“Cognitive warfare through social media can directly interfere with relevant government decisions and influence the direction of the war.”
Drawing lessons from the war in Ukraine, Chinese military strategists see social media as a highly effective tool in both warfare and politics. The accompanying excerpted article published in the nationalistic-leaning Chinese daily Huanqui Shibao notes that cognitive warfare is playing a historic role in shaping the war, which is the first time combatants have incorporated it into a large-scale physical conflict. The author notes that cognitive warfare tactics such as “deepfakes” and “accelerationism” over social media deliberately manipulated the world’s emotions and collective consciousness to sway public opinion and exacerbate polarization. He notes that social media has elevated the role and effectiveness of cognitive warfare to new heights. It has interfered with government decisions and influenced the direction of the war.

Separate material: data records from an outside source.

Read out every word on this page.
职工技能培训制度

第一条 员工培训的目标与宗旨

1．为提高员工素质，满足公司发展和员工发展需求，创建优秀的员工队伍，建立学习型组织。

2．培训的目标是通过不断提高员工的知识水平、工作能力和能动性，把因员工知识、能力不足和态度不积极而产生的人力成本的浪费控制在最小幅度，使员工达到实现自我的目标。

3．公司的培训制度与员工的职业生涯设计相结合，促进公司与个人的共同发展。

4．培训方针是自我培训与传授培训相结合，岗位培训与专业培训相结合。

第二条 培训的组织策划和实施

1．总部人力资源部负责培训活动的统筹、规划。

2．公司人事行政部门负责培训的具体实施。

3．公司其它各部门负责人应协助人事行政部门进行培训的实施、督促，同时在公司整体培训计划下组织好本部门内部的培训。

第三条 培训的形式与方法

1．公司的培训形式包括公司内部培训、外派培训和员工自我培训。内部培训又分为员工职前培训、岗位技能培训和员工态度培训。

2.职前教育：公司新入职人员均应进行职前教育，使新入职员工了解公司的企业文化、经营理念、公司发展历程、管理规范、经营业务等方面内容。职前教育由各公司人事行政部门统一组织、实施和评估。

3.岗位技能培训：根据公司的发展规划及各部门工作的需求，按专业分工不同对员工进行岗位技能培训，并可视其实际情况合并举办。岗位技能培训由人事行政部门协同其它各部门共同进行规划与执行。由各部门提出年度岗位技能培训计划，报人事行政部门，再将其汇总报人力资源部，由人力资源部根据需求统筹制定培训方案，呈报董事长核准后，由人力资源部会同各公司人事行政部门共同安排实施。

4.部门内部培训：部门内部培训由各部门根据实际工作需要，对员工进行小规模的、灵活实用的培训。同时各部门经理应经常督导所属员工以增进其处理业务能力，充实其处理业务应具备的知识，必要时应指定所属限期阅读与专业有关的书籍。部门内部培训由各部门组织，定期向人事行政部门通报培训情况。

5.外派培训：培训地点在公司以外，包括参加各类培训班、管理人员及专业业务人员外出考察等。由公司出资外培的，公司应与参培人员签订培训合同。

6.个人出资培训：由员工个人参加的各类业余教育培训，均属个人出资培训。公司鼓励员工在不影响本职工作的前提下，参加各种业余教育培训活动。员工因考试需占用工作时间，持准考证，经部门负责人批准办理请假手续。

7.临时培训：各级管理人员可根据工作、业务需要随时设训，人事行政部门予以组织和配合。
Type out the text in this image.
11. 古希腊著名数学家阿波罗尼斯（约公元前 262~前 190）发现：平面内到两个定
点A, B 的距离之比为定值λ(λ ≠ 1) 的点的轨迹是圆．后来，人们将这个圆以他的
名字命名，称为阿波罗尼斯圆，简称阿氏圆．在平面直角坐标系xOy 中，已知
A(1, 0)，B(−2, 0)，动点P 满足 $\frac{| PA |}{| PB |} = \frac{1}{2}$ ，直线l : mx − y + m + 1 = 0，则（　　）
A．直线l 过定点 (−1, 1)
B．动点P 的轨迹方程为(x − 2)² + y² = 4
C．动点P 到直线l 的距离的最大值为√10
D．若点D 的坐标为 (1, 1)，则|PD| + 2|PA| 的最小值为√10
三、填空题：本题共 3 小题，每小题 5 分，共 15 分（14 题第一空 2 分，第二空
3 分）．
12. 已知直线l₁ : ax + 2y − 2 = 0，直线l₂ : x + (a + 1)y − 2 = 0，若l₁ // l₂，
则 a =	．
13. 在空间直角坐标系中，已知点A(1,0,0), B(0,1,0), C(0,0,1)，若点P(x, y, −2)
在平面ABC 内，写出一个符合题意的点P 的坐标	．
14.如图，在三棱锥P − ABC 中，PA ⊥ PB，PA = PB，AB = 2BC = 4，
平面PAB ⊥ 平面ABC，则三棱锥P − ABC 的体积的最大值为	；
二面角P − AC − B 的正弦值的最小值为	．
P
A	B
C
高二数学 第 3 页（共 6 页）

According to the author, cognitive warfare extends beyond propaganda and psychological warfare. It can be carried out in conjunction with both the physical and information domains. It can be used in wartime or peacetime and on a daily basis. It can be waged through public diplomacy, academic exchanges, culture and art, or simply hidden in seemingly innocuous areas such as social media. The author also describes how cognitive warfare has evolved through technological advances. The digital technology available during the 1991 Gulf War allowed round-the-clock, real-time televised coverage of wartime events as they unfolded. This play-by-play coverage had a psychological impact on the entire world, which helped to shape the narrative, but not the outcome, of the war. Three decades later social media is seen as a weapon in the Ukraine conflict.
Sun Jiashan, “俄乌冲突中认知战对我们的启示 (What Cognitive Warfare in the Russia-Ukraine Conflict Teaches Us),” Global Times (daily newspaper known for its nationalistic take on world affairs), 10 March 2022. https://opinion.huanqiu.com/article/477wrRCvjHx.
The role and effectiveness of cognitive warfare based on social media in the Russia-Ukraine war has reached new historical heights since the 1991 Gulf War.
More than 30 years have passed since the 1991 Gulf War, but we still have a clear visual image of it because, for the first time in history, television media had followed it every step. The information technology that allowed round the clock digital broadcasting of modern warfare by the American television media had a great psychological impact on the entire world.
The 1991 Gulf War, despite near-live digital broadcasting of the war, (however), only offered a narrative of the war and had no direct impact on the war itself. The biggest difference between the role and effectiveness of the 1991 Gulf War and the Russia-Ukraine conflict is that the advent of social media has affected the media and directly impacting the war. Whether it was the so-called “Ghost of Kyiv,” in which it was eventually revealed that footage had been taken from an air combat simulation game at the beginning of the conflict… or the spreading of rumors such as the Nuclear leak of the Zaporozhye nuclear plant… “deepfake,” “accelerationism,” and other cognitive warfare tactics, which can impact cognition through social media, are now being applied in large-scale situations over the course of the war.
…cognitive warfare can no longer be simply seen as propaganda warfare and psychological warfare (as it was previously)…. Cognitive warfare through social media can directly interfere with relevant government decisions and influence the direction of the war. This has been a historical wake-up call for us by the Russia-Ukraine conflict.